For those who have seen Kalman and Horn’s previous feature, L for Leisure, this comes as no surprise. Two Plains & a Fancy carries itself in a mood quite similar to that film’s loose series of languid vacations undertaken by graduate students in the early ‘90s. It follows an incongruous group of three travelers — Alta (Marianna McClellan), a former con artist turned spiritualist hailing from St. Louis; Milton (Benjamin Crotty), a New Yorker dandy with a penchant for drawing and scarves; and Ozanne (Laetitia Dosch), a French geologist — as they traverse the deserts of Colorado, searching for restorative mineral water hot springs while engaging in desultory conversations and discussions.

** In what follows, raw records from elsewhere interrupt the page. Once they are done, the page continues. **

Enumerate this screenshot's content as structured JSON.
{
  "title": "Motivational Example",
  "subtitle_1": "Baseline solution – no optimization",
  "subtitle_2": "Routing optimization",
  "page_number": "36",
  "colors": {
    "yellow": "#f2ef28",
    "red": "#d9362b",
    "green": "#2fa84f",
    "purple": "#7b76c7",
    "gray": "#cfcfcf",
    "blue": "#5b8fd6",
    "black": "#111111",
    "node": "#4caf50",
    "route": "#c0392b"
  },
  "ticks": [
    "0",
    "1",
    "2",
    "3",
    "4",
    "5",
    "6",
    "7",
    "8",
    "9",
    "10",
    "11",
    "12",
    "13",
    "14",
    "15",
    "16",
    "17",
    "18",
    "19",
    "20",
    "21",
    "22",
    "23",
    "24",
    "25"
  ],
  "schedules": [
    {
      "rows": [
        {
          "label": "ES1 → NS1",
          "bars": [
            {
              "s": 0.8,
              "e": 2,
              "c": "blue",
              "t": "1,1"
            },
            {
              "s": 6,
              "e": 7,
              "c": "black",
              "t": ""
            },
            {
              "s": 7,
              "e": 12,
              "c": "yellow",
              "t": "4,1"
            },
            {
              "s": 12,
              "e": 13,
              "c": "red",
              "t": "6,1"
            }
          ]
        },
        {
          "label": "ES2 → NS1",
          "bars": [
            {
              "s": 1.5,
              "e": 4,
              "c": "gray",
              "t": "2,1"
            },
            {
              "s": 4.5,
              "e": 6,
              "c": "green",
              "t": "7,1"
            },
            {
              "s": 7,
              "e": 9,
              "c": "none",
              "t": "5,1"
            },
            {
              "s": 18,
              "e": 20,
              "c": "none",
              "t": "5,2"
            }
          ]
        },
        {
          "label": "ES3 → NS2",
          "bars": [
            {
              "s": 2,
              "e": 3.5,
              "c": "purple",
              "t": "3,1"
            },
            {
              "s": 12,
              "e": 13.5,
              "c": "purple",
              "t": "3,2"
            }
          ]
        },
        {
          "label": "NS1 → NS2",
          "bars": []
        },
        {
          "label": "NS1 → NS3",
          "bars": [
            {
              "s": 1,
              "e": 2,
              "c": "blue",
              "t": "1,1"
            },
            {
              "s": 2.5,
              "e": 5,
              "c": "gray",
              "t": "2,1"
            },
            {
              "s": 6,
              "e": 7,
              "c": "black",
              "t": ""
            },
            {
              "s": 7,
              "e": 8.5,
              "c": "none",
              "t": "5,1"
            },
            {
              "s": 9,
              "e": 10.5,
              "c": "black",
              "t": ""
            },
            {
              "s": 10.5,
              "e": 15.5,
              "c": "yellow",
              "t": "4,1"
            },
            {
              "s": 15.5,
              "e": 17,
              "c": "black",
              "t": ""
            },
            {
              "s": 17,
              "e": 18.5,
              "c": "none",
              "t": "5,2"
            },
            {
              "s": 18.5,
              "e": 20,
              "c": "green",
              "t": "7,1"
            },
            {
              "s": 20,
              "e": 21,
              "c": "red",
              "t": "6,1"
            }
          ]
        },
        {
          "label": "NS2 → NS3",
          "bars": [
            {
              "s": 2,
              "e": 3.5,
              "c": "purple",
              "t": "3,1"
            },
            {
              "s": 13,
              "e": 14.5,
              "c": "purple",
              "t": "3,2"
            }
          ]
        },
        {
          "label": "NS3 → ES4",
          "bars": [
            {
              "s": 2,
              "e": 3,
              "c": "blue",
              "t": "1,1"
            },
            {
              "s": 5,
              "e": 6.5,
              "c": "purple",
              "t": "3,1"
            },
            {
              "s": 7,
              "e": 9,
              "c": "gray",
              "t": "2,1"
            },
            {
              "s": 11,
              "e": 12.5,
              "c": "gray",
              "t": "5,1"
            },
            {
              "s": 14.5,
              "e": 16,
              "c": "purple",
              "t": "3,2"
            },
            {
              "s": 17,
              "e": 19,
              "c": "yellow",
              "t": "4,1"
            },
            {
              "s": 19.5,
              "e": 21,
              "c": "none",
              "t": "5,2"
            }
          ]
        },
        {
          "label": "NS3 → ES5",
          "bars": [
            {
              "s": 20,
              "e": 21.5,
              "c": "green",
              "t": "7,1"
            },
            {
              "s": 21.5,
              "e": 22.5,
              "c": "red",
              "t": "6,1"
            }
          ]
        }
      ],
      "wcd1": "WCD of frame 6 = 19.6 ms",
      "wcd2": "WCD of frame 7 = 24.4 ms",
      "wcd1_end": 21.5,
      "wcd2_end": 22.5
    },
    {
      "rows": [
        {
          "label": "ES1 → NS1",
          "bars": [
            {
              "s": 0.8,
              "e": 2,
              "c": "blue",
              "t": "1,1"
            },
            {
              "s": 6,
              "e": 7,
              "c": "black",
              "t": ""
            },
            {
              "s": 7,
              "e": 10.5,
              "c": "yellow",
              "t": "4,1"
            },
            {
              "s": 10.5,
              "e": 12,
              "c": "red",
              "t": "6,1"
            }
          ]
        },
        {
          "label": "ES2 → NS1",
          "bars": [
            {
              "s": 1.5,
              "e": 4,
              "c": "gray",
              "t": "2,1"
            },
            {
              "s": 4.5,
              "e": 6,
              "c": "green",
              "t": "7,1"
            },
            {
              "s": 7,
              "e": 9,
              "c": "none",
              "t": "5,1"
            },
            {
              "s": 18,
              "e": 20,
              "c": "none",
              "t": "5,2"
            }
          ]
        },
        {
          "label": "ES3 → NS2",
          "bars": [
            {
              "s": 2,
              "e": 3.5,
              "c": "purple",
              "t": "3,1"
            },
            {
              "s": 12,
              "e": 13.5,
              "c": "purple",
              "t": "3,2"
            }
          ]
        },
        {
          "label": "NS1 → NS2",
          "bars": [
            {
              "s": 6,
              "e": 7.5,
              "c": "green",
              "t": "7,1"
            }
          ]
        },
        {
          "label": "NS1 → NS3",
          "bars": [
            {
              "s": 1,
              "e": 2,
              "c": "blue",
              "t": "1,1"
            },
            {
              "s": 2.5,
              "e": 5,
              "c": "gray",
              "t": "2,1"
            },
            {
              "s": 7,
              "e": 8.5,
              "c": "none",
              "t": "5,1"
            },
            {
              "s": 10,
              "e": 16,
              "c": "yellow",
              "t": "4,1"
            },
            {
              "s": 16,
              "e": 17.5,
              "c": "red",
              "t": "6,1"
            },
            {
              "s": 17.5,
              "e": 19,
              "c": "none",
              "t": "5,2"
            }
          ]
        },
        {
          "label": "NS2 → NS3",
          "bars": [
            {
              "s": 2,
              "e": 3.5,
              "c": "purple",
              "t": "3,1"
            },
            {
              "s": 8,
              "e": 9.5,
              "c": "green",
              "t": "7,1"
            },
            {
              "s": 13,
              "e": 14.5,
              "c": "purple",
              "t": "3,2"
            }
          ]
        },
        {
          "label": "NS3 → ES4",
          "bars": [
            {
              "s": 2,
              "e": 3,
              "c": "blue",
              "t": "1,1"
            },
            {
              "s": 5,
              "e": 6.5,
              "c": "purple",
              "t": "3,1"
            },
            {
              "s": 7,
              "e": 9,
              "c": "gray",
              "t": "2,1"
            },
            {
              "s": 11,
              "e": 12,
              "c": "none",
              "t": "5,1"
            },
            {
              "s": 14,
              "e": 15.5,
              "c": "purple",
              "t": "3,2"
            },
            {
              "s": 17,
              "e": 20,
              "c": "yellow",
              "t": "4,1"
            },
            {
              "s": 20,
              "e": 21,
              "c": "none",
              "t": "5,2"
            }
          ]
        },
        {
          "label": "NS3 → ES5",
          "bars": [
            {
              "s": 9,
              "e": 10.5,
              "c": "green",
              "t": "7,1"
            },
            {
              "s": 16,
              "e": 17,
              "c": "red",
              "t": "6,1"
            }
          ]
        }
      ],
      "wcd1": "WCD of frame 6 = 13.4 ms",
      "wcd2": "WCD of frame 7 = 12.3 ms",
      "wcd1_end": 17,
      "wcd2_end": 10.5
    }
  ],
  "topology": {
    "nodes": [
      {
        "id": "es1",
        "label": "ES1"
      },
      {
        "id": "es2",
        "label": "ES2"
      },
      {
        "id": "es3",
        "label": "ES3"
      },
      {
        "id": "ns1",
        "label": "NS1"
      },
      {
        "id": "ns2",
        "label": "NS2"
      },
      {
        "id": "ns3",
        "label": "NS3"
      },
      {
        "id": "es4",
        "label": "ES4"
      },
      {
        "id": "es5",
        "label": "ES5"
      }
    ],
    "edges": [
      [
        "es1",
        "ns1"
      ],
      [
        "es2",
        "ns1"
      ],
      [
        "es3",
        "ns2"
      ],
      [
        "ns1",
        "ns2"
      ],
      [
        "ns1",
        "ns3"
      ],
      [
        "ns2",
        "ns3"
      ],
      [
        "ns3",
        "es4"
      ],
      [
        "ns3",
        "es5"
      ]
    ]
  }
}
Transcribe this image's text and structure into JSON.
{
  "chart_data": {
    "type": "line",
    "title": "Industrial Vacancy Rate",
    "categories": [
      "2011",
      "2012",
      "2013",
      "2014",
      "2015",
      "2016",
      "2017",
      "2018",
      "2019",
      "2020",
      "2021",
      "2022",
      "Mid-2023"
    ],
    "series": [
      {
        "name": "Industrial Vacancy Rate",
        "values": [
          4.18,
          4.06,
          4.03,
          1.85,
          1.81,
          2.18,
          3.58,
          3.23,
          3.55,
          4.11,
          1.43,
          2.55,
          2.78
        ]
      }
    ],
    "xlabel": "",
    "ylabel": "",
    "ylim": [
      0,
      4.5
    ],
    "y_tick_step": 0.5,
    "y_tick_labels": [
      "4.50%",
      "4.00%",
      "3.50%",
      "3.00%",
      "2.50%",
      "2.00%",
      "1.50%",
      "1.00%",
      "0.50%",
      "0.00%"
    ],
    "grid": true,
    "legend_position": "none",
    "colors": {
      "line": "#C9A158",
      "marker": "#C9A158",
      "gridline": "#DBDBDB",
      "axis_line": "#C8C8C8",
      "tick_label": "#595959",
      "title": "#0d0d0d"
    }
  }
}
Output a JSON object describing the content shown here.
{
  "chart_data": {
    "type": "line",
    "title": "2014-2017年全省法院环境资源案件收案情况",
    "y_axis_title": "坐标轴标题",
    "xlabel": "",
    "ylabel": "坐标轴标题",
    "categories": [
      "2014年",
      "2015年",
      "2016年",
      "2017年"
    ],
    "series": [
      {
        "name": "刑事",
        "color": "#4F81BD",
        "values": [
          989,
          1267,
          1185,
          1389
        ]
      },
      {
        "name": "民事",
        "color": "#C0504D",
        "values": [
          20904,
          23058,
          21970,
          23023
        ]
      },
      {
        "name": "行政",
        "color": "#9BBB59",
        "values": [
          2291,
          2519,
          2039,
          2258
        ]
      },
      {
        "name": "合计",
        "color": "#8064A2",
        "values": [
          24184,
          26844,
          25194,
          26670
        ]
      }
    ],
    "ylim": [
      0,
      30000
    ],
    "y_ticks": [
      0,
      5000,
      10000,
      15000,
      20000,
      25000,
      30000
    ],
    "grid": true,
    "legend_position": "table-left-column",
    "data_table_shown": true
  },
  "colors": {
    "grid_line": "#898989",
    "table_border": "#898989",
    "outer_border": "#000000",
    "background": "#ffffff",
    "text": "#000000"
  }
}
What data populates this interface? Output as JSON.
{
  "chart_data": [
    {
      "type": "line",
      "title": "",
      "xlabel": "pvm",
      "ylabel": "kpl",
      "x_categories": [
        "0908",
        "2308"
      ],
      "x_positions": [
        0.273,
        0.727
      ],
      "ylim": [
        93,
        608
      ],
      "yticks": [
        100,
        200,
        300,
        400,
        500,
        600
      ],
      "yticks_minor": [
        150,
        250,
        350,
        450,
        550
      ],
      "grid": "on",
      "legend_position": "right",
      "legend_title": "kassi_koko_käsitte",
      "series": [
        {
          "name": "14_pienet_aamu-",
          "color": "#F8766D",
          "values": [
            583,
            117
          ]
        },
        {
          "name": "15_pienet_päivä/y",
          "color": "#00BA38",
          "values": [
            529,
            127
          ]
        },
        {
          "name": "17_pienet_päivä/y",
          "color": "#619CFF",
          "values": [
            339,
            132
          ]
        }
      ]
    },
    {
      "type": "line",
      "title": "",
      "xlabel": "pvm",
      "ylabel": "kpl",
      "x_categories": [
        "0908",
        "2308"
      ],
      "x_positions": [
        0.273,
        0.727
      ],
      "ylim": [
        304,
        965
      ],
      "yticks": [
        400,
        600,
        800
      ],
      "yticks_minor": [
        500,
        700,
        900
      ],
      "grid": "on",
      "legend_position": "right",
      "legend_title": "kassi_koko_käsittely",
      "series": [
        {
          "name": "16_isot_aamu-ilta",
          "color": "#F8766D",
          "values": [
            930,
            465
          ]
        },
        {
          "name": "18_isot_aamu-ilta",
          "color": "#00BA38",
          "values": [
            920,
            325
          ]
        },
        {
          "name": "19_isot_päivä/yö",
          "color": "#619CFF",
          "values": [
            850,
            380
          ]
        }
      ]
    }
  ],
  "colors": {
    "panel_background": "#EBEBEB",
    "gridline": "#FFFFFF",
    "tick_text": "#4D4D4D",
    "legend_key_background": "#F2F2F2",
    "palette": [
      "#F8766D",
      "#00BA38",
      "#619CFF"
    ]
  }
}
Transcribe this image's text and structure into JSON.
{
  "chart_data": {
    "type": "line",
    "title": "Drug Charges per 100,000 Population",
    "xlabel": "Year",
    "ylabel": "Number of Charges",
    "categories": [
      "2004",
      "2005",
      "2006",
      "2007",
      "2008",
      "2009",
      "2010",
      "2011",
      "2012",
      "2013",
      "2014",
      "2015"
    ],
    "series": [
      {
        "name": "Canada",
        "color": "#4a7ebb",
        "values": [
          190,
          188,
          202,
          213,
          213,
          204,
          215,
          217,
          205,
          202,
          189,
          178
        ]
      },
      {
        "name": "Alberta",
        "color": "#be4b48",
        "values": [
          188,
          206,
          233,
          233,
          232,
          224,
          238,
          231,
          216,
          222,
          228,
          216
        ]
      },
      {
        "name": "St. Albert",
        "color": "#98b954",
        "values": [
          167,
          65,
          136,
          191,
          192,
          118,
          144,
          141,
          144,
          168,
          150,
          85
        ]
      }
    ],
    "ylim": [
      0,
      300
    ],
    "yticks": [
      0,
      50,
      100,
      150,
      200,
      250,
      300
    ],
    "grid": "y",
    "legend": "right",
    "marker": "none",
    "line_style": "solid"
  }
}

Though its trappings are unmistakably that of the Western variety, Two Plains & a Fancy might be more accurately described as taking place in an alternate, only hazily recognizable version of the Old West. This is apparent just from the “narrative,” which features time travelers, crocodile-infested hot springs, and a séance. But the truly distinguishing aspects of the film lie much deeper than the off-hand but delightfully jarring uses of modern reference points like American Express.
Quite deliberately, the style of Two Plains & a Fancy in both acting and directing owes much more to contemporary American independent film than to anything close to a platonic ideal of the Western. Save for some terrifically exaggerated accents (especially on the part of Crotty), the performance styles feel very much within a certain brand of earnest, straightforward modern acting, inevitably laced with a strong streak of irony. It becomes clear that almost every single scene is meant to be taken as equal parts sincere and laughable, a disarming blend made only stranger by the traditional milieu.
Of course, as mentioned above, this conception of the milieu is rendered fundamentally different in image first. As lensed by Horn, Two Plains & a Fancy focuses not on landscapes or even on faces, but on the minutiae of nature. In conjunction with the lush, synth-laden soundtrack by Talya Cooper and John Atkinson, the film itself makes many detours away from the travelers’ journey, using the shots of trees and rocks not as a means of establishing a place but establishing a vibe, one focused on a tactile engagement with the natural world.
This is a goal professed by the tourists, but though their efforts are continually stymied to great comedic effect, Kalman and Horn seem entirely unfettered. Their film’s sense of ease frequently, and vitally, serves as a means of exploration and excavation, moving through a landscape to uncover the wonderfully inexplicable. And if that happens to come with a discussion of the ins and outs of Colorado fashion etiquette, then this reviewer sees it only as a plus.
Two Plains & a Fancy premiered at BAMcinemaFest and opens on March 8 at Spectacle Theater.